Bajkowa stylizacja dekoracji łagodzi też w znacznej mierze obraz małomiasteczkowej nędzy. Gülleńczycy sprzedają swoje sumienie za lepsze mleko, dobre papierosy, gatunkową wódkę, szykowną kieckę, przyzwoity garnitur, nowoczesne auto i nowe inwestycje. Ich apetyt rośnie szybko. Klara Polony pamięta własną nędzę, więc jakoś ich rozumie, ale ta wiedza służy jej do zastawienia pułapki. Ponieważ została skrzywdzona, jest w niej tylko żądza odwetu i chęć moralnego unicestwienia bezdusznych mieszczuchów,

którzy udawali, że nie widzą jej krzywdy. Klara Zachanassian dokonuje zemsty, ale ten akt nie przynosi jej ulgi. Odnosi się wrażenie, że raczej trzyma się kurczowo wymyślonego niegdyś planu, który realizuje po latach, nie czując już smaku zwycięstwa. Upór wydaje się najbardziej charakterystyczną cechą osobowości Klary, ale zemsta nie czyni jej wolną - przeciwnik jest przecież tak marny. Klara wraca do tego, co zostało zmarnowane, daremność powrotu nuży ją jednak, choć też napełnia negatywną energią. Kobieta od początku wie, jak skończy się ta historia.

Rola Polony zaskakuje.
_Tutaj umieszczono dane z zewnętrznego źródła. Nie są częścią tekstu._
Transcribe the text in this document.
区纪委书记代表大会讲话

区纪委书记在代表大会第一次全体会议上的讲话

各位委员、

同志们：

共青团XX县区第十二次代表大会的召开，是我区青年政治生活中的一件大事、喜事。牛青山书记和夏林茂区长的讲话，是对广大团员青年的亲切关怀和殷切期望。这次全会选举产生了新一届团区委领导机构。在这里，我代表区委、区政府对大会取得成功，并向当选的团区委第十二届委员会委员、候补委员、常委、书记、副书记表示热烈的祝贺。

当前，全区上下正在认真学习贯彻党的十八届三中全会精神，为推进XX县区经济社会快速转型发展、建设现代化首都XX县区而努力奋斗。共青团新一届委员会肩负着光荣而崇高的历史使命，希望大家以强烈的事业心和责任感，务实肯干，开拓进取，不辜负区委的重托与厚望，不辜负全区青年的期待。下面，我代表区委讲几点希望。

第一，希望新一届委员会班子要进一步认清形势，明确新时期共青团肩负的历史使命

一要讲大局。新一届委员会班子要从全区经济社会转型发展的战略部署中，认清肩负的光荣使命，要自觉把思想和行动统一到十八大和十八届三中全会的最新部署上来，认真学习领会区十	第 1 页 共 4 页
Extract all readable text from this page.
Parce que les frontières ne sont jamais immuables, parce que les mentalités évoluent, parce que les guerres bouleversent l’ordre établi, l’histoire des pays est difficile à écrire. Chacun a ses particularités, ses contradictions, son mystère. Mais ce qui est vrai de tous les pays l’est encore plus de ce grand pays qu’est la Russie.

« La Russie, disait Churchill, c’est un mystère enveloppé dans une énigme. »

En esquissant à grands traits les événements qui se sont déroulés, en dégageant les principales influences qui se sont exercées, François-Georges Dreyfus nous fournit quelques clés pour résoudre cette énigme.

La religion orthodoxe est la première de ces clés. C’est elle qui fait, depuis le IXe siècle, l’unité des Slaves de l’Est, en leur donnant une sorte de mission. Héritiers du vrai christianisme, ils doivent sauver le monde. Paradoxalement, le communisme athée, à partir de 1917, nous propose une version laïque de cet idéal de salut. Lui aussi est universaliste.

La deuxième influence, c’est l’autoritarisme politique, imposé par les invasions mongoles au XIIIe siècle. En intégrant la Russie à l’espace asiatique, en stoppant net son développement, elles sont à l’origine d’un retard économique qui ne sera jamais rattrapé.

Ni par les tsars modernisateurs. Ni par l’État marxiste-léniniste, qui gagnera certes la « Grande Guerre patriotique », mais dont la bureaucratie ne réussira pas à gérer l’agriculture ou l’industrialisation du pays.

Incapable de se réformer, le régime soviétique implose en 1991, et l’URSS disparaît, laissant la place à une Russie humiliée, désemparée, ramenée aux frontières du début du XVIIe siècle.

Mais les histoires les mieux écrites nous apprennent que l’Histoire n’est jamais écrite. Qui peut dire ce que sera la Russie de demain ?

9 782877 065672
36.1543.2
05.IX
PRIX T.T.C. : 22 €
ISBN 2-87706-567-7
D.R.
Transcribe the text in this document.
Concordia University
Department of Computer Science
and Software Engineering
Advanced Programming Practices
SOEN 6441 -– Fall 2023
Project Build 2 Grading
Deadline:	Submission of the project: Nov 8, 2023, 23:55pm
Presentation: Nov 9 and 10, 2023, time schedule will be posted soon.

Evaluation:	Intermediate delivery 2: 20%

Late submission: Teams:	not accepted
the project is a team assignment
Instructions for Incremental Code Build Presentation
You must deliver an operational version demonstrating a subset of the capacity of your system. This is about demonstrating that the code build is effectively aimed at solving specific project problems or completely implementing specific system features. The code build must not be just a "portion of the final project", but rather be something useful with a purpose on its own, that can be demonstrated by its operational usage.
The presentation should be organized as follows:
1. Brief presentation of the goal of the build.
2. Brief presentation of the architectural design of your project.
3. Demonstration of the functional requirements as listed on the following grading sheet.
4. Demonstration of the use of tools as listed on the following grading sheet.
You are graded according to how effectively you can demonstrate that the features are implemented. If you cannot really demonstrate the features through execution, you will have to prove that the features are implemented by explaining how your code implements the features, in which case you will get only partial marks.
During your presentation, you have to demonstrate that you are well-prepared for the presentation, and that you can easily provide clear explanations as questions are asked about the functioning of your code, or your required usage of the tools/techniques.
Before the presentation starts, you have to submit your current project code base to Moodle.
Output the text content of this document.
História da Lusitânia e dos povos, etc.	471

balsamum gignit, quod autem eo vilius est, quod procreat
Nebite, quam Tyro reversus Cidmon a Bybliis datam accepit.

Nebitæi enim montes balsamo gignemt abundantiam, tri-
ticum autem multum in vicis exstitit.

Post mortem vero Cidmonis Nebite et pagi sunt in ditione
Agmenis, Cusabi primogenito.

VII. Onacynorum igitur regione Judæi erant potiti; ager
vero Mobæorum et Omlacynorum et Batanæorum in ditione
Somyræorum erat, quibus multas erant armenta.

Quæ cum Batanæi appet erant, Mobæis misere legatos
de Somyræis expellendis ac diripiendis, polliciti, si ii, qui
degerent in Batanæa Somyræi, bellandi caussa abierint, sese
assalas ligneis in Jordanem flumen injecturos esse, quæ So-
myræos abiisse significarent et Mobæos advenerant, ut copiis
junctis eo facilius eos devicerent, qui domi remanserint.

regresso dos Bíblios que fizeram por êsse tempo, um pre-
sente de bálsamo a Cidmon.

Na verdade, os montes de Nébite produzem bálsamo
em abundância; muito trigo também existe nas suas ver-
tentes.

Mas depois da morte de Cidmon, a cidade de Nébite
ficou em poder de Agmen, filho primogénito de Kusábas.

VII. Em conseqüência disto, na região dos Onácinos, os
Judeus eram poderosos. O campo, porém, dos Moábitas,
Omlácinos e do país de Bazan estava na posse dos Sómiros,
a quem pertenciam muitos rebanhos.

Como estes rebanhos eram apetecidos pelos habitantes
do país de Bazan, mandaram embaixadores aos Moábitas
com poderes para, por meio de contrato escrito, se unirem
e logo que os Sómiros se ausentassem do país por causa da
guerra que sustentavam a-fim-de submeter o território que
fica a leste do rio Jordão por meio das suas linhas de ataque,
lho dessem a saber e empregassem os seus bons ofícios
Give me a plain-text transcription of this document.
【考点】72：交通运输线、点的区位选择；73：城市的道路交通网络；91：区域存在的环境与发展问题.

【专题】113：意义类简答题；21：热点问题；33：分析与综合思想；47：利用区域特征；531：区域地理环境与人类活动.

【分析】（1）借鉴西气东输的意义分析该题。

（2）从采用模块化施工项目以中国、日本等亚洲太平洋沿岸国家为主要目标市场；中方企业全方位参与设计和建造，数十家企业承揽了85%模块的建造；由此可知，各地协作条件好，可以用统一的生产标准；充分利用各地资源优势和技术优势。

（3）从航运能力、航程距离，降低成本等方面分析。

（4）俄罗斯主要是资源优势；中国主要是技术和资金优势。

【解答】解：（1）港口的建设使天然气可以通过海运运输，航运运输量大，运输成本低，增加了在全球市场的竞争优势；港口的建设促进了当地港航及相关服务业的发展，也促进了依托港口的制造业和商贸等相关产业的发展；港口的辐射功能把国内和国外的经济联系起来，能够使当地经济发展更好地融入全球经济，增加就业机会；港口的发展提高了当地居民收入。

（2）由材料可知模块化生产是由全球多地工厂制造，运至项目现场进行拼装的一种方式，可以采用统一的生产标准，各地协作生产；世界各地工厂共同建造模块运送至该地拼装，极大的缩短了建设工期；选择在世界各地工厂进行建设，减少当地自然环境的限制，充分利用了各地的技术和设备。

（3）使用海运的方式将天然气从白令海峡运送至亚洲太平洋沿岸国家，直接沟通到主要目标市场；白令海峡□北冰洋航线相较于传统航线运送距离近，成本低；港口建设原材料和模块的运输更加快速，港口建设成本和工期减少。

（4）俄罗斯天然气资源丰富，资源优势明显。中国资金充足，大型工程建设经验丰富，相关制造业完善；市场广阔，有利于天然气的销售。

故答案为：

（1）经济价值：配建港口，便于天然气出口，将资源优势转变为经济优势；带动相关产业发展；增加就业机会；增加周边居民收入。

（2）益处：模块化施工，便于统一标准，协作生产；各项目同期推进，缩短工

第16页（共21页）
Jej Klara ma w sobie rzeczywistą dystynkcję, jest damą, która od czasu do czasu daje do zrozumienia, że to tylko rola, że damą tylko bywa. Z premedytacją udaje dobroduszność i szczerość. Bawi ją wprowadzanie w błąd nielubianych krajanów. Szeroki uśmiech ma przekonać o jej dobrych intencjach, nieco nadwyrazisty sposób artykulacji, wyakcentowanie pytań zawierających półjawną groźbę czy żądanie pod adresem sprawujących władzę zdradzają despotyzm. Nieustanne kontrolujące i badające słuchaczy spojrzenia nie maskują, a podkreślają czujność i specyficzny... rodzaj czarnego humoru. Klara bawi się nadziejami gülleńczyków, ich kłamstwami. Z satysfakcją niszczy nieudolną idealizację swojego wizerunku, tropi pochlebstwa. Ona może sobie pozwolić na prawdę, żebrzący gülleńczycy nie. Odwiedza miejsce miłosnych schadzek, ale drugi raz nie da się nabrać Illowi. Ten tłusty, śmieszny, nieszczery mężczyzna, któremu zawsze chodziło tylko o pieniądze, budzi jej politowanie, a może nawet obrzydzenie. Klara nie ma co do siebie złudzeń, ale też i nie ma kompleksów, jest dostatecznie bogata i dostatecznie stara, by demonstrować swe kalectwo, by się nim bawić i chełpić. Kiedy przedstawia Illowi lub gülleńczykom kolejnego męża, to chodzi jej tylko o pokazanie swojej władzy. Jest konsekwentna, bardzo konkretna i nieubłagana, jak piekło, które w sobie nosi. O czym myśli wśród promieni słonecznych przedostających się przez szpary Petersowej stodoły, ubrana w ślubną suknię? Chyba nie o niegdysiejszej miłości. Raczej o zmarnowanym życiu, o śmierci.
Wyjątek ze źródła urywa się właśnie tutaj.